This week's Design Automation Conference will make it clear that the EDA industry is counting on design-for-manufacturability (DFM) for a much-needed boost. But the restricted design rules (RDRs) that are quietly emerging for 45-nanometer and smaller geometries may reduce the need for some DFM tools and techniques, some observers say.

The RDR concept is surfacing from universities and IDM research labs and appears headed for a prominent role at 45 nm and below. The idea is to enhance manufacturability by restricting the layouts designers produce. For example, RDRs may set limitations on gate pitch and orientation, or even mandate that all gate-forming polysilicon features have the same orientation, width and pitch.

Depending on how restricted the RDRs are, the result could be regular structures reminiscent of gate arrays or programmable-logic arrays (PLAs). The compelling argument is that creating design layouts using only regular features will improve lithographic printability and make resolution enhancement technology easier to implement.

But very regular structures also carry potential area and performance penalties, causing some to argue that "extreme" RDRs, such as single-pitch, single-orientation rules, are unlikely to be adopted.

Most observers agree that some level of restriction seems inevitable. "All fabs are pursuing some form of RDRs at 45 nm," said John Lee, general manager of the physical-verification business unit at Magma Design Automation Inc. "Not all are equally restrictive, but all enforce regularity."

"What people are talking about is very regular structures, primarily in the active-device domains," said Ted Vucurevich, chief technology officer at Cadence Design Systems Inc. "This takes us back to the old days, in a sense, where you had gate array types of architectures and regularity of those structures."

RDRs have been proven out in a 45-nm design by IBM and are under advanced-stage development at other major chip makers, including Intel Corp., Advanced Micro Devices Inc. and Toshiba Corp., according to Gary Smith, chief EDA analyst at Gartner Dataquest. RDRs appear to be a shoo-in for at least some logic devices at 32 nm, according to Smith, who spoke on the topic at the Semicon West conference in San Francisco two weeks ago.

"It looks very promising," Smith said. "This is something that we are going to see a lot of." The use of RDRs will not make DFM tools obsolete, he said, but it definitely "limits the market for DFM."

'Dirty secret'
"RDRs are the dirty secret that DFM companies do not talk about, because strong RDRs may obviate the need for DFM," said Magma's Lee. The right solution, he said, is to augment RDRs with a physical-implementation system that includes lithography models, statistical timing and power, and correction and signoff with a physical-design tool.

Most observers see RDRs and DFM as largely complementary. That's the case at IBM, which has done much of the pioneering work in this area.

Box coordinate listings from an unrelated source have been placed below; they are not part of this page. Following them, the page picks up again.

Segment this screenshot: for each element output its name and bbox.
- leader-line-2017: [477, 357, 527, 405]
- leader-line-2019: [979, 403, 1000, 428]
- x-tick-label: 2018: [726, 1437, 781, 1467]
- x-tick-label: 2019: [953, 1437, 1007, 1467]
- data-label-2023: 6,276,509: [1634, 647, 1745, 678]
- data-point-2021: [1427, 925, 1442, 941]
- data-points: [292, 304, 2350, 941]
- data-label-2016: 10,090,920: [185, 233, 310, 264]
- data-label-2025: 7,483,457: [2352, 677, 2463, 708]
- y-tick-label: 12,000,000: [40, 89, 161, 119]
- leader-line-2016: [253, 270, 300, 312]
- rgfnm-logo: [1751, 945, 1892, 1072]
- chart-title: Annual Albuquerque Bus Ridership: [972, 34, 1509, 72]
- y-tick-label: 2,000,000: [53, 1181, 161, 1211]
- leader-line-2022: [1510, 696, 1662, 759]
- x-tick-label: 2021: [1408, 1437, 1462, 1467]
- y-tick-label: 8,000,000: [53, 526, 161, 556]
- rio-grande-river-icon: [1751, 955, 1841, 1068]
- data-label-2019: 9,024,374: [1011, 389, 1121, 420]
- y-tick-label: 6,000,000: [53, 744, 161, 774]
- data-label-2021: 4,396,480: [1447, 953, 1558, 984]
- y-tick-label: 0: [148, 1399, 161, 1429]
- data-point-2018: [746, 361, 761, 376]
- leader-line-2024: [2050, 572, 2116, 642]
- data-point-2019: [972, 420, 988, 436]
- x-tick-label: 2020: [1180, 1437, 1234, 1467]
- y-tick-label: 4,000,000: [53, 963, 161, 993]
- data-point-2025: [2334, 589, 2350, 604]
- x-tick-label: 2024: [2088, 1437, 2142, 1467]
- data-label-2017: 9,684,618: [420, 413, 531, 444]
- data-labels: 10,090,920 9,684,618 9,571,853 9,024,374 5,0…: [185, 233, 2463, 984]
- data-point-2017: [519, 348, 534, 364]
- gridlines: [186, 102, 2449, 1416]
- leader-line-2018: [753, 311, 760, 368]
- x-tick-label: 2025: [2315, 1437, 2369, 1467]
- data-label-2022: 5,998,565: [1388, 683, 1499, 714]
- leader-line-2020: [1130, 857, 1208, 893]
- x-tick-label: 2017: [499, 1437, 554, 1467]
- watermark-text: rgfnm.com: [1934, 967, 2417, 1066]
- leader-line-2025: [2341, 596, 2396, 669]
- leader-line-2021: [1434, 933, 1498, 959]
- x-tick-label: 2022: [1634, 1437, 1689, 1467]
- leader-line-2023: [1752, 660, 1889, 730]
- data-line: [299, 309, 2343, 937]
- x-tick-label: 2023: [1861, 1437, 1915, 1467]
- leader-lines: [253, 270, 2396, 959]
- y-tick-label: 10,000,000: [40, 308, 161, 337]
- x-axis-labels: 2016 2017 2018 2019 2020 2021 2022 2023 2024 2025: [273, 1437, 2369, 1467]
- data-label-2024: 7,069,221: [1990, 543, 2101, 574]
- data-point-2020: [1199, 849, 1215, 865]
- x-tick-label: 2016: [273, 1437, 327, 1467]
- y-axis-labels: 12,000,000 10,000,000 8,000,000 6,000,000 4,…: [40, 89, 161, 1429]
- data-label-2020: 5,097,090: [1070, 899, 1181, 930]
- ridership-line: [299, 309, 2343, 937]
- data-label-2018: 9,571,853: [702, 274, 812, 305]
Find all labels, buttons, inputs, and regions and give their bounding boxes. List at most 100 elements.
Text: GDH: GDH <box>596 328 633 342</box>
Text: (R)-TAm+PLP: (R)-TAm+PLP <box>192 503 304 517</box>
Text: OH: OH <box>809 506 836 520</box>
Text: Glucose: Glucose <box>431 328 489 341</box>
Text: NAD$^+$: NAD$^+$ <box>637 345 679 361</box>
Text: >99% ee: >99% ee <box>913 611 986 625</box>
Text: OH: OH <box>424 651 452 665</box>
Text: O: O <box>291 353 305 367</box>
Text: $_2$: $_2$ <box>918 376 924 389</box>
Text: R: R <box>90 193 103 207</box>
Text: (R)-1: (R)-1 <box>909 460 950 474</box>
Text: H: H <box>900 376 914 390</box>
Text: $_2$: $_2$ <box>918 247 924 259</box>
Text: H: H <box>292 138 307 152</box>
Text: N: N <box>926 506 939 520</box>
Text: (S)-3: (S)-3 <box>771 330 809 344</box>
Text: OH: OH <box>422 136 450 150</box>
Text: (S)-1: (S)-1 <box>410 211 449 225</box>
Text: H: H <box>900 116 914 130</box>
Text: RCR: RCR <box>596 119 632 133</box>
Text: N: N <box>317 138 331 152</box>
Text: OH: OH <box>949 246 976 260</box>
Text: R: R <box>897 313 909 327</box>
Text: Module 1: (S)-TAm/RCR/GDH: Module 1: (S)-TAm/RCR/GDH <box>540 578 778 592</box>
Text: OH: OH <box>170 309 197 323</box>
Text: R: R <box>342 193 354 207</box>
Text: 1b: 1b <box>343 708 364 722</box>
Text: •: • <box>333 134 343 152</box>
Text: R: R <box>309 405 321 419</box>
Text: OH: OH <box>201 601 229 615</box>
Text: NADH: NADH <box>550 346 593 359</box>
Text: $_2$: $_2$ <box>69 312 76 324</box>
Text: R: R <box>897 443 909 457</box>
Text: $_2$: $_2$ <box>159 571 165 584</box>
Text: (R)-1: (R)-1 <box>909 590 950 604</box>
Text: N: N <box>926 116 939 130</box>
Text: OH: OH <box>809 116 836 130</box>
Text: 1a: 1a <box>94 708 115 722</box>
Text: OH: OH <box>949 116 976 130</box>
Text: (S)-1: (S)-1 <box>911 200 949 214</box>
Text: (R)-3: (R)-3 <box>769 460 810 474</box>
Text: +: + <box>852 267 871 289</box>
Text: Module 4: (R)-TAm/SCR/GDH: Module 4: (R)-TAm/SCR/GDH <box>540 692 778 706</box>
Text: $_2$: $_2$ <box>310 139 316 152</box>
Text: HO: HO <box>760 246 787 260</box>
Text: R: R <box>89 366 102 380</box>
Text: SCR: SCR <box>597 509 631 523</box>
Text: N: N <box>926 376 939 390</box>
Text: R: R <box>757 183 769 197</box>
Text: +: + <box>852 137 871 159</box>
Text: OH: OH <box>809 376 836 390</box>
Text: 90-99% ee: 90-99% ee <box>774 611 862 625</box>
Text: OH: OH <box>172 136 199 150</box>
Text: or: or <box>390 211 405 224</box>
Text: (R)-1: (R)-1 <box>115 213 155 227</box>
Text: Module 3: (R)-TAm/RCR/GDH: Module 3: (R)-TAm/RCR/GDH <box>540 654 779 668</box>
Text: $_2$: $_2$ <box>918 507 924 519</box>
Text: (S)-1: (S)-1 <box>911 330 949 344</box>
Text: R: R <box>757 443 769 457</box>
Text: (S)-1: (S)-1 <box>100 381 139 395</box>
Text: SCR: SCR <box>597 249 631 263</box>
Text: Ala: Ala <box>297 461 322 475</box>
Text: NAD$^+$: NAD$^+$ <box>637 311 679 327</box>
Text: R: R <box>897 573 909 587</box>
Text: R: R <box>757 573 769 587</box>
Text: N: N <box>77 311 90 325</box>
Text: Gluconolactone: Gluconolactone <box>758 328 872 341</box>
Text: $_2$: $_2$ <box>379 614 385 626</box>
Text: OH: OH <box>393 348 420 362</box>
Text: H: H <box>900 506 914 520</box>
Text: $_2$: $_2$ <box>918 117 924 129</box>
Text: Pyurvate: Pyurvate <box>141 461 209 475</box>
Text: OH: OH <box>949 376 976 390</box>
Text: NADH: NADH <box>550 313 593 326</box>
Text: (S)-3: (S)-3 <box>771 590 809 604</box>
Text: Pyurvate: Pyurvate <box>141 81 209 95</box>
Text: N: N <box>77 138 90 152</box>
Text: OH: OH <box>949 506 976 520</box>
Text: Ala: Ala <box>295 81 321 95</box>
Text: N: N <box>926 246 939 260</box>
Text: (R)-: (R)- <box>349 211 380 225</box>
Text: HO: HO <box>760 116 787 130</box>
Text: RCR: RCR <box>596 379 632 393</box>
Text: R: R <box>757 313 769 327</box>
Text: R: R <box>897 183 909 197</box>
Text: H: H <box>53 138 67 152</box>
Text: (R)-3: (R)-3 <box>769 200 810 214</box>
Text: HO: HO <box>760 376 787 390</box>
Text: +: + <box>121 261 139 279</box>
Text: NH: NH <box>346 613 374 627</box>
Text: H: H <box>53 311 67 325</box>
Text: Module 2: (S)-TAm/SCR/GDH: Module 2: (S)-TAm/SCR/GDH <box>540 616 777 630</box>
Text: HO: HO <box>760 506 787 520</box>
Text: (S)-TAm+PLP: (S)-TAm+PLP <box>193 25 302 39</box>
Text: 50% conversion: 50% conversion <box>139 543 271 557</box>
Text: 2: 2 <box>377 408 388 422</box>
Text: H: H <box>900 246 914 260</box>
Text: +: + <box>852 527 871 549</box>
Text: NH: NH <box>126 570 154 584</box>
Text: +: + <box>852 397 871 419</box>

"RDRs do not eliminate the need for the model-based DFM techniques currently being discussed in the EDA industry," said Paul Farrar, vice president of process development at IBM's Semiconductor Research and Development Center. "When properly implemented, RDRs, in conjunction with model-based DFM, can simultaneously maintain design efficiency, schedule integrity and manufacturability. We have shown this on a leading-edge, high-performance 65-nm product."

As professor of computer science and engineering at the University of California at San Diego (UCSD), Andrew Kahng has published research on RDRs. And as CTO of DFM startup Blaze DFM Inc., Kahng does not believe that RDRs will make DFM unnecessary.

"Some aspects of DFM, such as closing the loop back from lithography simulation to device-level simulation, may become less critical," he said. "Other types of variability--reticle- and wafer-level biases, or misalignment distributions, for example--will remain a concern."

Kahng acknowledged that "extreme" RDRs, such as mandating only one pitch and orientation, would in fact "reduce the pressure" on DFM. But he believes such stringent measures aren't likely to take root, because of area and performance trade-offs. "DFM technology and tools should be kept in the picture with RDRs," he said. "They can dramatically reduce the degree of draconian rules you need."

Predictably, executives from major EDA vendors downplayed the potential for RDRs to wipe out the DFM market.

"While we see RDRs as a way to mitigate manufacturing issues, they are only one component, and they will certainly not lessen the need for a comprehensive DFM approach," said Srinivas Raghvendra, senior director of DFM solutions at Synopsys Inc.

"Some things are going to be easier [with RDRs], but I don't think people will dramatically change the tools and technologies they use to get chips out," said Cadence's Vucurevich.

He further cautioned that RDRs are not a done deal. "This is one approach, presuming that lithographic processes do not change significantly as we get down to 32 or 22 nm," he said. "If there's a change or improvement in the lithographic process, I don't see [RDRs] as a direction we'll necessarily take."